National Geographic magazines includes New Mexico in its list of six places to explore foraging, which the story describes as an experience that reveals “a territory’s unique climate, topography and soil. ‘It gives you a deeper understanding of a place by understanding its flavors—from wild blueberries in Maine to porcini mushrooms in the Rocky Mountains,’” Ellen Zachos, author of How to Forage for Wild Foods Without Dying, tells the magazine.

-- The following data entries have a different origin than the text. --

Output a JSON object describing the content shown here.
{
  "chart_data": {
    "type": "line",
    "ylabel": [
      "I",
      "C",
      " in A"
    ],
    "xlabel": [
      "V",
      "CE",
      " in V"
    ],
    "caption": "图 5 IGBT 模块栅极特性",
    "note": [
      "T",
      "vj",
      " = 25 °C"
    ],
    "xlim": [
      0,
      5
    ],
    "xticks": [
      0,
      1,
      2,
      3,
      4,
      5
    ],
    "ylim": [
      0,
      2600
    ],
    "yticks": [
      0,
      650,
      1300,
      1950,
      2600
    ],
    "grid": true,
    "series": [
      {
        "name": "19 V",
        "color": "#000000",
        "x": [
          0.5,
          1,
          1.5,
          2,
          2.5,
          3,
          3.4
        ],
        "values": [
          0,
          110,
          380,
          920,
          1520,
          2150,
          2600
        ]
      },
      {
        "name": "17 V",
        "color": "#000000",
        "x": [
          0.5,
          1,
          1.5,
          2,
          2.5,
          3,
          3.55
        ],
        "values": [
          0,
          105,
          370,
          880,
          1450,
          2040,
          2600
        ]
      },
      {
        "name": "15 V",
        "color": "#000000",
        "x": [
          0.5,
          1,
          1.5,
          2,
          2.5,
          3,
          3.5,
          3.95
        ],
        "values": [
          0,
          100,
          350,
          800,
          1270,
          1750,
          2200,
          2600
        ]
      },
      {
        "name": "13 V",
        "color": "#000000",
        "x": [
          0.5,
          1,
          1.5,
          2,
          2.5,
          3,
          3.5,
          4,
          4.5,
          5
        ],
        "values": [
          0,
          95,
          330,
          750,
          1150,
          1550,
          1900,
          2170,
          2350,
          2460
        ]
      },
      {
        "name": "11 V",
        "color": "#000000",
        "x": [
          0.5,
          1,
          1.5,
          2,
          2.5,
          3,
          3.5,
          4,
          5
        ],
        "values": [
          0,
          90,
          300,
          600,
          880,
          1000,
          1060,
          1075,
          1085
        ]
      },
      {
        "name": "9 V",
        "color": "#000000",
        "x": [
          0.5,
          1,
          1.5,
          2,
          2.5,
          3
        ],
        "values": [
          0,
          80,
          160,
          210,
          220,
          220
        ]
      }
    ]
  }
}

Zachos leads foraging tours in the Santa Fe area, the story notes, an area “surprisingly rich with edible plants, including mustard greens and wintercress in spring, summertime chokecherries, and oyster and honey mushrooms come autumn.” After foraging, Zachos leads a class showing attendees how to incorporate their findings into food and drink. “I find most people learn better, and knowledge sticks with them longer, if they can put their hands on the food, eat it, and say, ‘I made this and it’s delicious,’” Zachos says. And, yes, a garlic mustard martini does sound delicious, actually. SFR also recently featured foraging in the 2024 Summer Guide, with forager Gina Rae La Cerva, author of Feasting Wild: In Search of the Last Untamed Food, providing dos and don’ts, and a visual guide of five easy plants to forage around these parts.

Summer begins

The most recent storm system brought hail damage; numerous flash flood warnings into this morning throughout the state; enough flooding to stop fire fighters working on the Ruidoso fires and dust storms that caused multiple crashes on I-25 near Algodones that sent nearly two dozen people to the hospital yesterday. The National Weather Service forecasts a 20% chance of precipitation today, with isolated showers and thunderstorms. Otherwise, today will be partly sunny, with a high temperature near 81 degrees and breezy; southeast wind 15 to 25 mph, with guests as high as 35 mph. Chances for rain rise to 70% this evening, with likely showers and a possible thunderstorm between midnight and 3 am, along with wind gusts as high as 40 mph. Today marks the first day of summer.

Thanks for reading! The Word’s memory is not so much bad or good as it is selective, but she still found this story in The Cut about rememberers and forgetters interesting.